We are enough, not by our own efforts or the recognition of our leaders. We are enough because of who Christ is and what He has done.
Beyoncé is still Beyoncé. And we are still co-heirs with Christ, regardless of whether the leaders or the powerful sees us. God does. This is not to in any way suggest the tendency to ignore or marginalize women of color is okay. This is about how we choose to receive or not receive the actions or in some cases the inactions of others.
I am choosing not to receive it, because it’s a lie. God does value us. I am a daughter of the King. God does see me. Just as He saw Hagar when she was forced to flee Sarah’s abuse. When the Angel of the Lord appeared to her in the desert, it says in Genesis 16:13, So she named the Lord who spoke to her, “You are El-Roi”; for she said, “Have I really seen God and remained alive after seeing him?” (NRSV)
What I love about this verse is that Hagar got to give God a new name, El-Roi. This is the first and last time this name for God is used in Scripture and it was given to him by a slave girl. Someone with little power, who was usually unseen and overlooked, who had been abused by her employers got to create a new name for God!
El-Roi is personal. She experienced God in a way Sarah didn’t. Sarah also had personal experiences with God. But their experiences with Him were different, because they were different. Sarah was an Israelite and Abraham’s wife. Hagar was an Egyptian slave and forced into position she did not choose. She was shocked when the angel of the Lord appeared to her, because she was so used to being ignored. But God not only saw her, He made her a promise and told her to name her son, Ishmael, which means God heard your misery. God sees and hears even when the world doesn’t.
Being a black woman in America and in the American church often means going unseen, like Hagar. This invisibility is why “Lemonade” was such a seminal work for black women. Beyoncé spoke directly to our hearts, acknowledged the blessing and the burden of being a black woman, and said “our story matters and is worthy of sharing.” It’s also why it was important for Adele to acknowledge what Beyoncé means specifically for black people. It’s also why the rejection of the Recording Academy stings in the same way it stings when white evangelicals fail to acknowledge or fully esteem black women.
We cannot find our worth in others. Psalms 146:3 says don’t put your trust in princes, in mortal men, who cannot save… but blessed is [she] whose help is in the God of Jacob, who’s hope is in the Lord [her] God.
We are daughters of the King and because of who His is we are worthy. We are enough. We are seen. He will wipe every tear from our eyes. He has an inheritance for us, an encounter in a desert place, and a unique utterance from our lips. Nothing is wasted in God’s economy. The very thing our enemy means to harm us, to hold us back, God will use for our good. (Genesis 50:20).

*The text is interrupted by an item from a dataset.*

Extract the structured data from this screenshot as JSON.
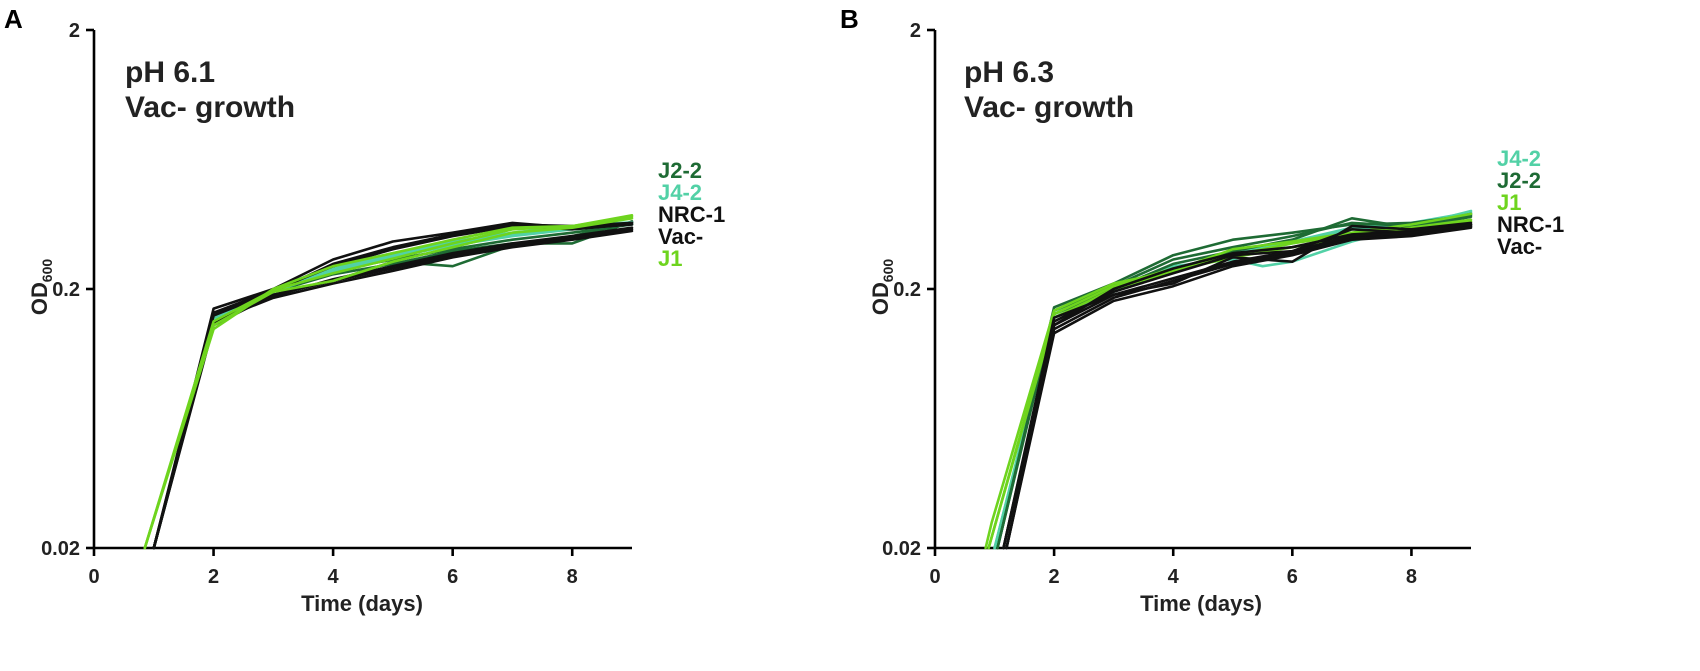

Despite the myth of the strong black woman, it is sometimes exhausting to be a black woman in America with the constant messaging of the majority culture about our worth. It’s hard to maintain any sort of affection towards those who demean us, ignore our accomplishments, yet benefit from our contributions. It’s hard in my flesh. Yet, it is my identity as a daughter of the King that allows me to consistently take the lemons of the world and make lemonade.
- What parts of Hagar’s story do you identify with?
- How have you allowed the world to tell you a lie about your identity?
- How do verses like Ephesians 2:10, Psalms 139:13-14, Romans 8:16-17 speak to your identity?
- How are you using your voice or power to affirm and push out front the women of color in your life?